Intune - Mobile Device Management and Mobile Application Management
Intune allows authorized users to enroll their devices, which in turn allows you to manage, protect, deploy software, inventory and report on those devices, and should the need arise, wipe the device of all data. As an ethical manager, you may be wondering if that introduces privacy concerns for users, since most mobile devices are mixed use now. To address this very issue, Intune is built with an architectural “separation of church and state”, so to speak – always keeping personal data, such as photos, texts and web history, private and separate from company data.
The premise of Microsoft Intune is to provide a secure, managed platform that grants access to corporate resources from user’s devices, while maintaining the necessary infrastructure to prevent accidental breaches and data loss.
How hard is it to implement Intune?
Device enrollment is straightforward and requires that you download the application to your device and install it. It will take you through a wizard, informing you what you are agreeing to and letting you know that your device must meet with their defined minimums. Normally, the baseline requires that the device be at a certain version of an OS, not be rooted or jailbroken, and have a password enabled – pretty basic. Additionally, you will need to allow your device to trust the Intune provider so it can be managed. When this is completed, the Intune server will collect the data it requires from your device – model, OS, and owner – so it can be identified, then it will let you into the portal.
Once successfully enrolled, you will have access to the applications Microsoft supplies.
Currently, the public applications that support the Core Intune App Protection policy settings are the Microsoft M365 Office Suite applications, Microsoft 365 Admin, many of Microsoft’s other web apps that they offer as SaaS, Dynamics 365 and Microsoft Skype for Business being two examples. Other software manufacturers also support the Core Intune App Protection policy such Adobe Acrobat Reader, Acronis and Zoom to name a few.
Am I limited to managing only Microsoft applications?

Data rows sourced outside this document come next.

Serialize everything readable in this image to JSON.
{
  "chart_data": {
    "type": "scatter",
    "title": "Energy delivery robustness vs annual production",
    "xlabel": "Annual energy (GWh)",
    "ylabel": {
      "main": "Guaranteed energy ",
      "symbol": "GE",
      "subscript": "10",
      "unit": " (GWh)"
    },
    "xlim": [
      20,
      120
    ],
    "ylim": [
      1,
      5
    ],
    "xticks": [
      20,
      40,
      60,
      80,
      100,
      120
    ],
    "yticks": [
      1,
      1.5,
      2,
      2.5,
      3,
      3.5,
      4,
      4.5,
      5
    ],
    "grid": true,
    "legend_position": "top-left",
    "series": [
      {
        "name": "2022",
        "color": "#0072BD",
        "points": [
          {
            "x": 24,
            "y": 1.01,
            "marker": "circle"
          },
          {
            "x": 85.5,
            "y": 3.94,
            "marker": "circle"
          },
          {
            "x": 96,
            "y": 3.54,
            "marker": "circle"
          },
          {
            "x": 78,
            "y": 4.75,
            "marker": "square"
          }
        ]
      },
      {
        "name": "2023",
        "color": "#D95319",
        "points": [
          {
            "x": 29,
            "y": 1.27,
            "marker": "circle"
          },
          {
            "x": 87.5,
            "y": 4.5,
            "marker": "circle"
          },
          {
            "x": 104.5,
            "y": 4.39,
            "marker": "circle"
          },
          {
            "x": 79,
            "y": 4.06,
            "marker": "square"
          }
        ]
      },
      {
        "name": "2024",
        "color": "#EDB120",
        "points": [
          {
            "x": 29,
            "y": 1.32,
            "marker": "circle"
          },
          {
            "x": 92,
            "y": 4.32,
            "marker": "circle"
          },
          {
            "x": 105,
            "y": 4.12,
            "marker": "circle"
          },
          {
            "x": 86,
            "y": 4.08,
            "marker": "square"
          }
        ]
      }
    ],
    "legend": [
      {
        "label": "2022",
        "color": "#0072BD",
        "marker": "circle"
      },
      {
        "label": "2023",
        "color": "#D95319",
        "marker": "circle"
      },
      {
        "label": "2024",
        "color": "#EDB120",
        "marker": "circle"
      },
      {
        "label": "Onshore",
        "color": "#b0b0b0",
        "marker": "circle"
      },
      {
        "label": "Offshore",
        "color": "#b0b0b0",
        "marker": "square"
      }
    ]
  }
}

The list of supported applications continues to grow, and with available SDKs, you have the ability to create your own specific applications to roll out to users. Especially in fields like healthcare and finance, where organizations like to build their own internal applications, this could be an invaluable asset in your security toolkit.
Managing your corporate data in the modern work environment is no easy task, especially as systems become more and more spread out. Asking your employees to quit using their own devices, though, isn’t a realistic solution. Nor is letting them use personal devices without protecting your corporate data assets. It just makes sense to add a layer of security and device management that is built to accomodate with their lifestyles. After all, your users work hard every day to keep the business up and running. The easier you make it for them to perform their work from wherever they are, whenever – without the worry of security compromise, the better. And the fewer management and security headaches you have to deal with, the more time you’ll have to do everything else that’s on your plate.